I have written scripts, which I think is different from being a screenwriter. The way being a writer is different from being a novelist. Which is to say that I’ve written several scripts but none of them have thus far been made into films. Having said that, writing scripts was where I first sprouted my fiction-writing wings and for me it was an excellent proving ground. When you’re writing scripts you have to think visually. You automatically think in terms of actions speaking emotions. You think in terms of setting. Of the pink and orange sunset against which your white sari clad heroine might be siting on a rock waiting for her hero. You think in terms of scenes and turning points. And you think of these scenes in terms of wide angles with rooms full of people and the world within which your action in happening. All of this is priceless when telling a story in print as well. But writing scripts is about what is happening. With writing novels, on the other hand, you get to play the director’s part as well and get into the how the stuff is happening. You get to treat your story with prose and fill in the details. You get to really sink into it with language and bring it to life. To me personally, words are the best part of writing. I love language, love the way words arrange themselves in various cadences. I love the lyricism of prose, love clever turns of phrase. To me words are the colours with which writers paint. As a reader, how a writer uses her colours is why I read. In my favourite books, I love the colours as much as the paintings themselves.

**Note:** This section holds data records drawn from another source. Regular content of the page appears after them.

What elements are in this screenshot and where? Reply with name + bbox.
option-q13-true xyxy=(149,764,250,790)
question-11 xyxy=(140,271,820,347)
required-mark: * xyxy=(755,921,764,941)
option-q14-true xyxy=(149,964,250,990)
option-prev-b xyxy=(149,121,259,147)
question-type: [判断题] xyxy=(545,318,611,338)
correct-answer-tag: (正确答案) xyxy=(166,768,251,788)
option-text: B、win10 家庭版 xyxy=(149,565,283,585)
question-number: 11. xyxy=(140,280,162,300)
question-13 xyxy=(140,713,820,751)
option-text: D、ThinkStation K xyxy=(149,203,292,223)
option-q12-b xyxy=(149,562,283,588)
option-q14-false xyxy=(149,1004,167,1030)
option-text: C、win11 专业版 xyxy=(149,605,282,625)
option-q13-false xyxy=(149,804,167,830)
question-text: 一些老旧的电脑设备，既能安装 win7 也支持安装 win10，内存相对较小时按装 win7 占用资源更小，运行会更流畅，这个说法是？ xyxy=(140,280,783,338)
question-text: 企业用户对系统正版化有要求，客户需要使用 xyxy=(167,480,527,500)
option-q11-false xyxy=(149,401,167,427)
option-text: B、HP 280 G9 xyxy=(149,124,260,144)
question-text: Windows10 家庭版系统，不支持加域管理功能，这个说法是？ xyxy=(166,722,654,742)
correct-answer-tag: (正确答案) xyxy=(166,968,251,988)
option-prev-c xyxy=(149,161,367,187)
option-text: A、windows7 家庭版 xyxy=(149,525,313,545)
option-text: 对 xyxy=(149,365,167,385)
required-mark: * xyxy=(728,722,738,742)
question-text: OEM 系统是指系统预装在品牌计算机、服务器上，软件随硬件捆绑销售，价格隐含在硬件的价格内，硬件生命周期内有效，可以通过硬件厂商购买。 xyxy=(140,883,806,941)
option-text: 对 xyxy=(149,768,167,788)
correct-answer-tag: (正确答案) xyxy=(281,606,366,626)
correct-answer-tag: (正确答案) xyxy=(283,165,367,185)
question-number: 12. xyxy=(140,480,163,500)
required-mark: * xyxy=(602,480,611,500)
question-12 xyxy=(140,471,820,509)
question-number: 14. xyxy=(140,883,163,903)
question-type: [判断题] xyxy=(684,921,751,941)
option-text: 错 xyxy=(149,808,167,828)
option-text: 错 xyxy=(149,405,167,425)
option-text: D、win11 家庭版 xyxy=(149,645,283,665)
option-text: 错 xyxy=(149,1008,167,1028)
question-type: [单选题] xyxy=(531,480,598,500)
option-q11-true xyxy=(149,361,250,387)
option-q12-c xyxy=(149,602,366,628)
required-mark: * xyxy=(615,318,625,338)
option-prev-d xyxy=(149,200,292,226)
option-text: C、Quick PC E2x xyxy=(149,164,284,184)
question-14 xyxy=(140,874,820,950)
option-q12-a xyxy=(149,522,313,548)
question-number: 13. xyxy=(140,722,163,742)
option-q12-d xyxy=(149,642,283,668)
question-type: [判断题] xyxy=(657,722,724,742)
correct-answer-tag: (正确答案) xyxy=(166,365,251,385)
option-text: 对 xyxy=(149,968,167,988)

What are you working on currently?
I’m working on my next book, which is loosely related to my first book. Oh and I’m also chewing my nails to stubs while I wait for edits from my editor and my agent on Book 1 and Book 2 respectively.
What do you love most about writing and why?
I might have answered this question a couple questions ago. But because you couldn’t possibly ask me a question I love to answer more, I’ll indulge myself. The short answer is ‘everything.’ But if I had to pin down the specifics, my two favourite things about writing are words and opinions. I love to play with words. They quite literally turn me on. I think I knew I was going to marry my husband when he used a big word the first time we met. But much as I love words, the one thing that draws me to writing even more than words, is being able to express myself. The ability to opine, to take a stand, to examine the stands I may never take. I think the need to write comes from a need to have your say and to be heard, even if it’s only by a hypothetical audience. Anyone who knows me knows that I could talk your ear off. If you stopped me from writing, I might never stop talking. Because really, when you have so much to say, you have to say it, right?
Thank you, Sonali, and all the best with your writing adventures!